For regular readers of my articles you will note that more often than not the subject matter is not specific to intraday trading but more specific to wider global macroeconomic events. However, such were the movements in the currency markets today that commentary was absolutely necessary for two reasons.
The first reason being that a 4% move in the FX markets for a major pair is very large (EUR/NZD), secondly the currency movements seen today are a rather worrying precursor for things to come in terms of global recovery. The banning of short selling sent the euro plummeting as the ban on naked short selling was viewed as another last chance attempt at controlling the markets and regain stability in the eurozone. The implementation of this ban clearly shows that the overbearing view is that the $1 trillion rescue package will not help the region in the long run. Furthermore if $1 trillion is not enough then quite clearly no amount of aid will be satisfactory.
On closer inspection the ban also highlights a number of cracks, first up the ban on credit default swaps. Credit default swaps are insurance policies much like any other insurance, they insure against the worst possible outcome of an event. In the finance world that event is default.
An investor will pay a fee each month to insure against a country defaulting and if said country does default then the investor receives a large payout. The issue here is that these CDS derivatives are traded over the counter and so they can very legally be traded in London or New York, a ban in Germany is not quite the forceful move EU finance ministers were hoping for.
The second problem this short selling ban has created is further downward pressure on the euro. If an investor is looking to bet on the fall of equities of a given region they can just as easily bet on the demise of the currency. As a result everyone who has been banned from shorting in German will simply move to shorting the euro.
To make matters worse hedge funds, who are notorious for holding aggressive short positions, are very much betting against the euro. Hedge funds and other large speculators on May 11 increased bets for a decline in the euro to 113,890 contracts more than those anticipating a gain, the most ever, according to Commodity Futures Trading Commission data. As we have seen before hedge funds have serious market moving abilities. As a result of all of this the euro went as low as $1.2144 fast approaching the $1.20 level dragging with it Sterling hitting a low of $1.4239. Trading then became very volatile as a rumour circulated that Greece was considering leaving the euro, this remained just a rumour but the markets gave the possibility some thought.
The currency markets then did an about turn as the euro shot up with no one initially sure the reasons behind such a move. The initial boost to the euro was driven by speculation that EU would support the euro in order to stem losses. Whilst this may have caused a rally in the euro I can’t help but draw comparisons to the U.K and the efforts made to support Sterling prior to black Wednesday when the Pound had to be withdrawn from the European Exchange Rate Mechanism.
Similarities can be made between the ERM and the euro in terms of what they set out to achieve and their subsequent failures. The most notable gain came from the euro and the New Zealand and Australian Dollar. Unfortunately the falls by these commodity lead currencies are signs that a global recovery may start to falter.

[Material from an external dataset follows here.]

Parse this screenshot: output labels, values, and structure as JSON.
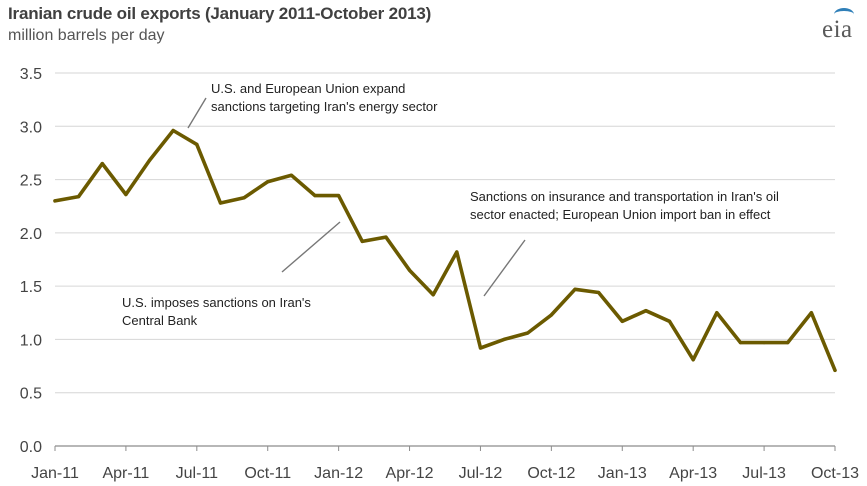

If global demand shrinks then prices fall for raw materials and as such countries such as Australia New Zealand and Canada lose huge sources of revenue, often with little other industries to fall back on. A final nail in the coffin for intraday trading was the possible slowdown of china, one of the biggest consumers of raw materials. What we can draw from today and recent events is that at the moment the grass is not greener anywhere. The fall in the euro suggested a deterioration of the single currency whereas today’s rallies are viewed as equally negative in simply being a marker of slowing output from other nations and the EU implementing hasty rules to gain control of the euro when everyone else has lost faith.
In a final point, the rally in the euro has to be viewed with caution. It is quite clear that those who were shorting the euro are trimming their positions, which is hugely different in going long on the euro. At the moment only the very brave are long on the euro for the foreseeable future.